Who would have thought the monkey in hand would last 84 years?

But then, again, who would have thought that I would have lasted so long? It looks a bit grotesque and I can't figure out the pose, but maybe it had something to do with the rickets I was supposed to have had at very early age.

I was thinking this morning - thinking about all the birthdays that have passed since November 12, 1927. I don't remember this picture ever being taken but it is one of those that seems to emerge when you least expect it. Like the one where I was proudly looking into the camera lens with diapers at half mast. I hated that picture because it always seemed to come out of the archives just in time to be shown to some person I least wanted to see it. And our children - at least certain of them - seemed to gloat that they had put one over on the old man. By the way, I haven't seen THAT picture in quite some time - maybe it has found some blessed file thirteen along the way.

But when I look back over the past 84 years, I realize that lot of history hasa been made in my lifetime. People like FDR, and Harry Truman, and Ike, and JFK and Nixon and Clinton and the Bush's. Events like the great Depression, World War Two,radio and television, the Korean conflict, Vietnam, the protests of the sixties, the Space Race, atomic energy,  Iraq and Afghanistan along with a whole flock of good or tormenting events throughout the world.

Then I think of all the jobs - large and small - that I've had. A Tydol/Veedol grease monkey - helping build a freezer locker plant - pitching hay - shoveling manure - newspapers - radio -  machinist and draftsman - Air Force -  aerospace engineer - preacher - teacher - travel agent and more. It reminds me of an interview where an interviewer, who had read my resume, asked if I thought I had found my niche in life. Maybe, maybe not - who knows?

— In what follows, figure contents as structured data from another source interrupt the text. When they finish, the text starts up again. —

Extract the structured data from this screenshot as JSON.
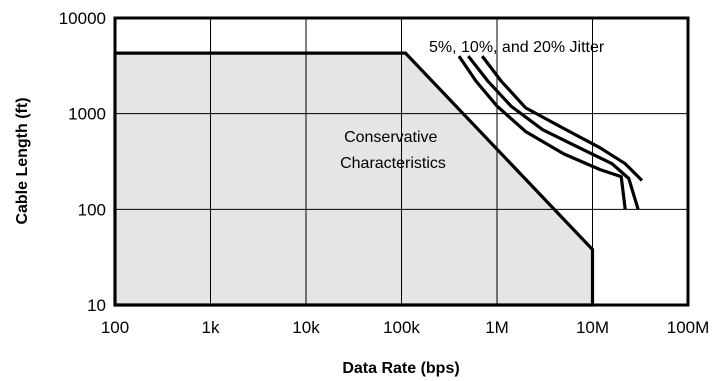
{
  "chart_data": {
    "type": "line",
    "x_scale": "log",
    "y_scale": "log",
    "xlabel": "Data  Rate (bps)",
    "ylabel": "Cable Length (ft)",
    "xlim": [
      100,
      100000000
    ],
    "ylim": [
      10,
      10000
    ],
    "grid": true,
    "x_ticks": [
      {
        "value": 100,
        "label": "100"
      },
      {
        "value": 1000,
        "label": "1k"
      },
      {
        "value": 10000,
        "label": "10k"
      },
      {
        "value": 100000,
        "label": "100k"
      },
      {
        "value": 1000000,
        "label": "1M"
      },
      {
        "value": 10000000,
        "label": "10M"
      },
      {
        "value": 100000000,
        "label": "100M"
      }
    ],
    "y_ticks": [
      {
        "value": 10,
        "label": "10"
      },
      {
        "value": 100,
        "label": "100"
      },
      {
        "value": 1000,
        "label": "1000"
      },
      {
        "value": 10000,
        "label": "10000"
      }
    ],
    "region": {
      "label_lines": [
        "Conservative",
        "Characteristics"
      ],
      "fill_color": "#e5e5e5",
      "points": [
        [
          100,
          10
        ],
        [
          100,
          4300
        ],
        [
          110000,
          4300
        ],
        [
          10000000,
          38
        ],
        [
          10000000,
          10
        ]
      ]
    },
    "annotation": "5%, 10%, and 20% Jitter",
    "series": [
      {
        "points": [
          [
            400000,
            4000
          ],
          [
            600000,
            2200
          ],
          [
            1000000,
            1200
          ],
          [
            2000000,
            650
          ],
          [
            5000000,
            380
          ],
          [
            12000000,
            260
          ],
          [
            20000000,
            220
          ],
          [
            22000000,
            100
          ]
        ]
      },
      {
        "points": [
          [
            500000,
            4000
          ],
          [
            800000,
            2200
          ],
          [
            1400000,
            1200
          ],
          [
            3000000,
            680
          ],
          [
            8000000,
            420
          ],
          [
            16000000,
            300
          ],
          [
            24000000,
            210
          ],
          [
            30000000,
            100
          ]
        ]
      },
      {
        "points": [
          [
            700000,
            4000
          ],
          [
            1100000,
            2200
          ],
          [
            2000000,
            1150
          ],
          [
            5000000,
            700
          ],
          [
            12000000,
            440
          ],
          [
            22000000,
            300
          ],
          [
            33000000,
            200
          ]
        ]
      }
    ]
  }
}
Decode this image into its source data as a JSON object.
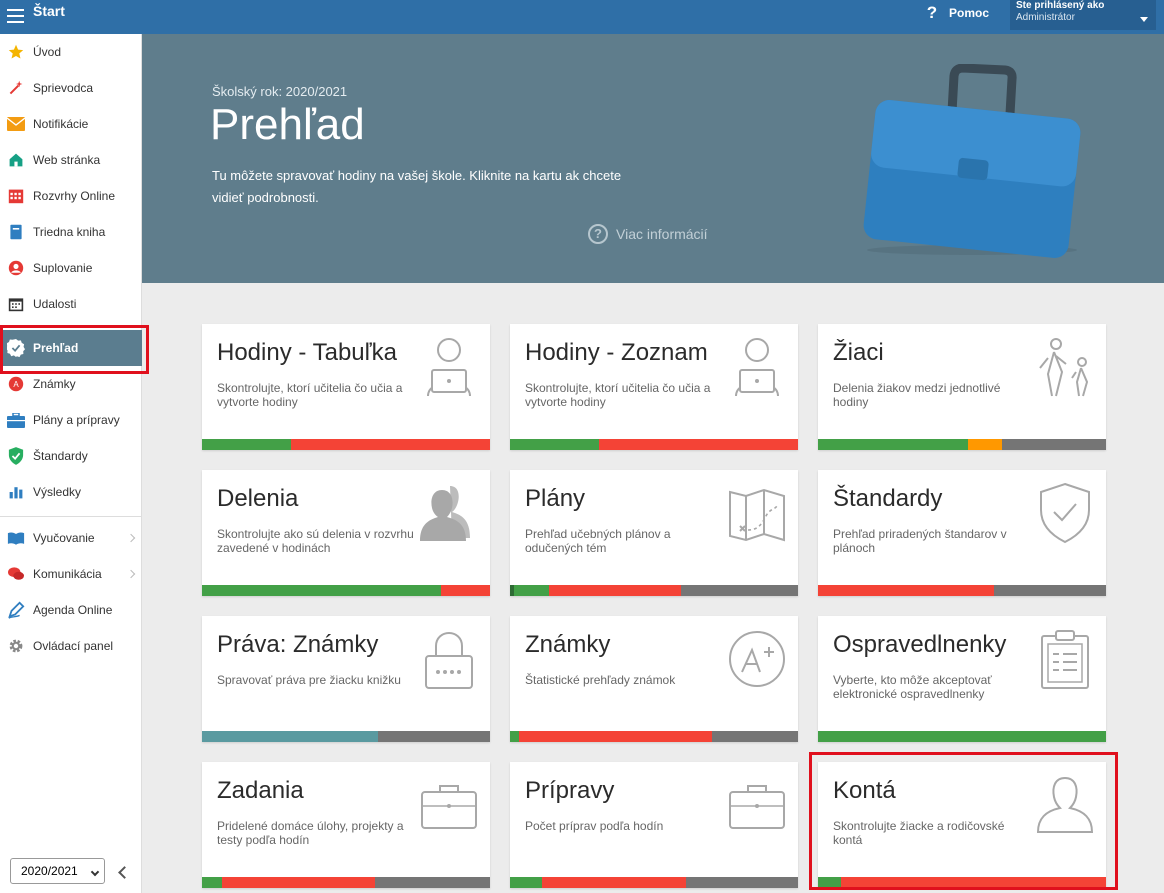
{
  "topbar": {
    "title": "Štart",
    "help_label": "Pomoc",
    "user_line1": "Ste prihlásený ako",
    "user_line2": "Administrátor"
  },
  "sidebar": {
    "items": [
      {
        "label": "Úvod",
        "icon": "star-icon",
        "color": "#f4b400"
      },
      {
        "label": "Sprievodca",
        "icon": "wand-icon",
        "color": "#e53935"
      },
      {
        "label": "Notifikácie",
        "icon": "envelope-icon",
        "color": "#f39c12"
      },
      {
        "label": "Web stránka",
        "icon": "house-icon",
        "color": "#16a085"
      },
      {
        "label": "Rozvrhy Online",
        "icon": "calendar-grid-icon",
        "color": "#e53935"
      },
      {
        "label": "Triedna kniha",
        "icon": "notebook-icon",
        "color": "#2f7ec0"
      },
      {
        "label": "Suplovanie",
        "icon": "person-icon",
        "color": "#e53935"
      },
      {
        "label": "Udalosti",
        "icon": "calendar-icon",
        "color": "#333333"
      },
      {
        "label": "Prehľad",
        "icon": "check-badge-icon",
        "color": "#ffffff",
        "active": true
      },
      {
        "label": "Známky",
        "icon": "grade-icon",
        "color": "#e53935"
      },
      {
        "label": "Plány a prípravy",
        "icon": "briefcase-icon",
        "color": "#2f7ec0"
      },
      {
        "label": "Štandardy",
        "icon": "shield-check-icon",
        "color": "#27ae60"
      },
      {
        "label": "Výsledky",
        "icon": "bar-chart-icon",
        "color": "#2f7ec0"
      },
      {
        "label": "Vyučovanie",
        "icon": "open-book-icon",
        "color": "#2f7ec0",
        "submenu": true
      },
      {
        "label": "Komunikácia",
        "icon": "chat-icon",
        "color": "#e53935",
        "submenu": true
      },
      {
        "label": "Agenda Online",
        "icon": "pencil-icon",
        "color": "#2f7ec0"
      },
      {
        "label": "Ovládací panel",
        "icon": "gear-icon",
        "color": "#888888"
      }
    ],
    "year_select": "2020/2021"
  },
  "hero": {
    "school_year": "Školský rok: 2020/2021",
    "title": "Prehľad",
    "description": "Tu môžete spravovať hodiny na vašej škole. Kliknite na kartu ak chcete vidieť podrobnosti.",
    "more_info": "Viac informácií"
  },
  "colors": {
    "green": "#43a047",
    "red": "#f44336",
    "orange": "#ff9800",
    "gray": "#757575",
    "teal": "#5a9aa0",
    "darkgreen": "#2e6b34"
  },
  "cards": [
    {
      "title": "Hodiny - Tabuľka",
      "desc": "Skontrolujte, ktorí učitelia čo učia a vytvorte hodiny",
      "icon": "teacher-laptop-icon",
      "bar": [
        {
          "c": "green",
          "w": 31
        },
        {
          "c": "red",
          "w": 69
        }
      ]
    },
    {
      "title": "Hodiny - Zoznam",
      "desc": "Skontrolujte, ktorí učitelia čo učia a vytvorte hodiny",
      "icon": "teacher-laptop-icon",
      "bar": [
        {
          "c": "green",
          "w": 31
        },
        {
          "c": "red",
          "w": 69
        }
      ]
    },
    {
      "title": "Žiaci",
      "desc": "Delenia žiakov medzi jednotlivé hodiny",
      "icon": "hiking-kids-icon",
      "bar": [
        {
          "c": "green",
          "w": 52
        },
        {
          "c": "orange",
          "w": 12
        },
        {
          "c": "gray",
          "w": 36
        }
      ]
    },
    {
      "title": "Delenia",
      "desc": "Skontrolujte ako sú delenia v rozvrhu zavedené v hodinách",
      "icon": "two-persons-icon",
      "bar": [
        {
          "c": "green",
          "w": 83
        },
        {
          "c": "red",
          "w": 17
        }
      ]
    },
    {
      "title": "Plány",
      "desc": "Prehľad učebných plánov a odučených tém",
      "icon": "treasure-map-icon",
      "bar": [
        {
          "c": "darkgreen",
          "w": 1.5
        },
        {
          "c": "green",
          "w": 12
        },
        {
          "c": "red",
          "w": 46
        },
        {
          "c": "gray",
          "w": 40.5
        }
      ]
    },
    {
      "title": "Štandardy",
      "desc": "Prehľad priradených štandarov v plánoch",
      "icon": "shield-check-icon",
      "bar": [
        {
          "c": "red",
          "w": 61
        },
        {
          "c": "gray",
          "w": 39
        }
      ]
    },
    {
      "title": "Práva: Známky",
      "desc": "Spravovať práva pre žiacku knižku",
      "icon": "padlock-icon",
      "bar": [
        {
          "c": "teal",
          "w": 61
        },
        {
          "c": "gray",
          "w": 39
        }
      ]
    },
    {
      "title": "Známky",
      "desc": "Štatistické prehľady známok",
      "icon": "a-plus-grade-icon",
      "bar": [
        {
          "c": "green",
          "w": 3
        },
        {
          "c": "red",
          "w": 67
        },
        {
          "c": "gray",
          "w": 30
        }
      ]
    },
    {
      "title": "Ospravedlnenky",
      "desc": "Vyberte, kto môže akceptovať elektronické ospravedlnenky",
      "icon": "clipboard-icon",
      "bar": [
        {
          "c": "green",
          "w": 100
        }
      ]
    },
    {
      "title": "Zadania",
      "desc": "Pridelené domáce úlohy, projekty a testy podľa hodín",
      "icon": "briefcase-outline-icon",
      "bar": [
        {
          "c": "green",
          "w": 7
        },
        {
          "c": "red",
          "w": 53
        },
        {
          "c": "gray",
          "w": 40
        }
      ]
    },
    {
      "title": "Prípravy",
      "desc": "Počet príprav podľa hodín",
      "icon": "briefcase-outline-icon",
      "bar": [
        {
          "c": "green",
          "w": 11
        },
        {
          "c": "red",
          "w": 50
        },
        {
          "c": "gray",
          "w": 39
        }
      ]
    },
    {
      "title": "Kontá",
      "desc": "Skontrolujte žiacke a rodičovské kontá",
      "icon": "person-outline-icon",
      "bar": [
        {
          "c": "green",
          "w": 8
        },
        {
          "c": "red",
          "w": 92
        }
      ]
    }
  ]
}
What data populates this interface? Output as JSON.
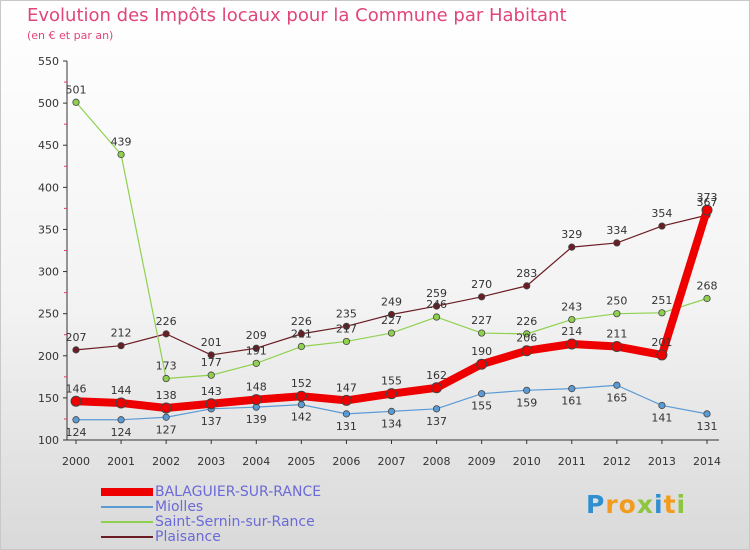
{
  "title": "Evolution des Impôts locaux pour la Commune par Habitant",
  "subtitle": "(en € et par an)",
  "logo": {
    "text": "Proxiti"
  },
  "colors": {
    "balaguier": "#ee0000",
    "miolles": "#5b9bd5",
    "saint_sernin": "#8fd14f",
    "plaisance": "#6b1d24",
    "title": "#e0457b",
    "legend_text": "#6a6ad8"
  },
  "chart_data": {
    "type": "line",
    "title": "Evolution des Impôts locaux pour la Commune par Habitant",
    "subtitle": "(en € et par an)",
    "xlabel": "",
    "ylabel": "",
    "x": [
      "2000",
      "2001",
      "2002",
      "2003",
      "2004",
      "2005",
      "2006",
      "2007",
      "2008",
      "2009",
      "2010",
      "2011",
      "2012",
      "2013",
      "2014"
    ],
    "ylim": [
      100,
      550
    ],
    "yticks": [
      100,
      150,
      200,
      250,
      300,
      350,
      400,
      450,
      500,
      550
    ],
    "grid": false,
    "legend_position": "bottom-left",
    "series": [
      {
        "name": "Plaisance",
        "color": "#6b1d24",
        "line_width": 1.2,
        "values": [
          207,
          212,
          226,
          201,
          209,
          226,
          235,
          249,
          259,
          270,
          283,
          329,
          334,
          354,
          367
        ]
      },
      {
        "name": "Saint-Sernin-sur-Rance",
        "color": "#8fd14f",
        "line_width": 1.2,
        "values": [
          501,
          439,
          173,
          177,
          191,
          211,
          217,
          227,
          246,
          227,
          226,
          243,
          250,
          251,
          268
        ]
      },
      {
        "name": "Miolles",
        "color": "#5b9bd5",
        "line_width": 1.2,
        "values": [
          124,
          124,
          127,
          137,
          139,
          142,
          131,
          134,
          137,
          155,
          159,
          161,
          165,
          141,
          131
        ]
      },
      {
        "name": "BALAGUIER-SUR-RANCE",
        "color": "#ee0000",
        "line_width": 8,
        "values": [
          146,
          144,
          138,
          143,
          148,
          152,
          147,
          155,
          162,
          190,
          206,
          214,
          211,
          201,
          373
        ]
      }
    ],
    "value_labels": {
      "Plaisance": [
        "207",
        "212",
        "226",
        "201",
        "209",
        "226",
        "235",
        "249",
        "259",
        "270",
        "283",
        "329",
        "334",
        "354",
        "367"
      ],
      "Saint-Sernin-sur-Rance": [
        "501",
        "439",
        "173",
        "177",
        "191",
        "211",
        "217",
        "227",
        "246",
        "227",
        "226",
        "243",
        "250",
        "251",
        "268"
      ],
      "Miolles": [
        "124",
        "124",
        "127",
        "137",
        "139",
        "142",
        "131",
        "134",
        "137",
        "155",
        "159",
        "161",
        "165",
        "141",
        "131"
      ],
      "BALAGUIER-SUR-RANCE": [
        "146",
        "144",
        "138",
        "143",
        "148",
        "152",
        "147",
        "155",
        "162",
        "190",
        "206",
        "214",
        "211",
        "201",
        "373"
      ]
    }
  },
  "legend": [
    {
      "label": "BALAGUIER-SUR-RANCE",
      "color": "#ee0000",
      "thickness": 8
    },
    {
      "label": "Miolles",
      "color": "#5b9bd5",
      "thickness": 1.5
    },
    {
      "label": "Saint-Sernin-sur-Rance",
      "color": "#8fd14f",
      "thickness": 1.5
    },
    {
      "label": "Plaisance",
      "color": "#6b1d24",
      "thickness": 1.5
    }
  ]
}
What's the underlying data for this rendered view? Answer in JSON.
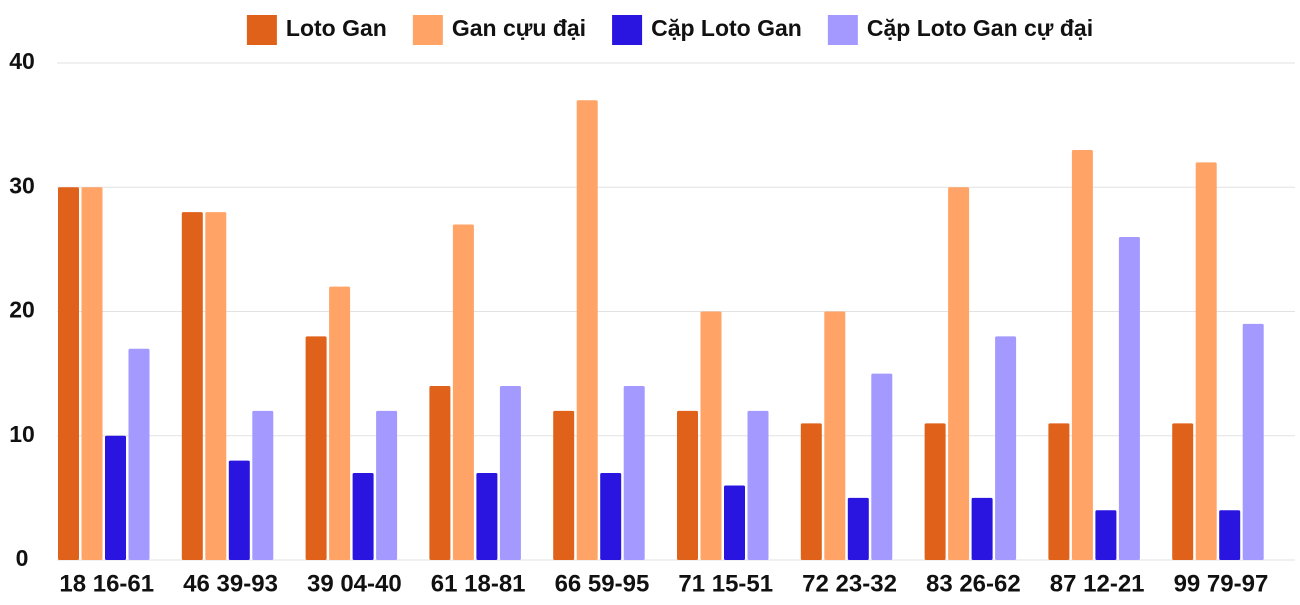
{
  "chart_data": {
    "type": "bar",
    "categories": [
      "18 16-61",
      "46 39-93",
      "39 04-40",
      "61 18-81",
      "66 59-95",
      "71 15-51",
      "72 23-32",
      "83 26-62",
      "87 12-21",
      "99 79-97"
    ],
    "series": [
      {
        "name": "Loto Gan",
        "color": "#e0621a",
        "values": [
          30,
          28,
          18,
          14,
          12,
          12,
          11,
          11,
          11,
          11
        ]
      },
      {
        "name": "Gan cựu đại",
        "color": "#ffa366",
        "values": [
          30,
          28,
          22,
          27,
          37,
          20,
          20,
          30,
          33,
          32
        ]
      },
      {
        "name": "Cặp Loto Gan",
        "color": "#2a14e0",
        "values": [
          10,
          8,
          7,
          7,
          7,
          6,
          5,
          5,
          4,
          4
        ]
      },
      {
        "name": "Cặp Loto Gan cự đại",
        "color": "#a399ff",
        "values": [
          17,
          12,
          12,
          14,
          14,
          12,
          15,
          18,
          26,
          19
        ]
      }
    ],
    "ylim": [
      0,
      40
    ],
    "yticks": [
      0,
      10,
      20,
      30,
      40
    ],
    "grid": true,
    "legend": "top"
  }
}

I think of all the valleys I've gone through - and the mountains I've climbed. I think of love lost and love gained - of a wonderful wife who has traveled through life with me for all these years - and our children who no longer are kids but grown adults with lives and families of their own. I have memories of times not so good - and times of great joy. A lot of it is wrapped in in photos and videos and  blogs and newspaper columns most of which are buried in boxes that probably will be unloaded after I'm gone. But memories can be treasures. Like when our middle daughter Amy and friends dressed up for Hallowe'en as a string quartet. Or when our eldest daughter Linda was the cause of a public relations situation in Colorado. Or when we took Linda to college and I realized the at-home family was shrinking for  the first time.Or when Jeff left for the Navy. Or Greg went west or when Lisa won her nursing pin.

Memories - we've all got them - and we treasure them more and more as the years pile. They help us grow and for most of us, they help us mellow.

As for me, the best birthday is the 84th - today. It opens the door to tomorrow, and it gives cause to remembering special times - like when I turned 18 and got my first notice about being drafted for the Army. I wasn't drafted but I remember the induction center with its marble benches and the inductees were pretty much bare naked. So, like I say, treasure your memories and thrive for tomorrow. Remember: the best birthday of all is when you wake up in the morning, put your feet on the floor, look in the mirror, and thank the Lord for another day and another opportunity at life.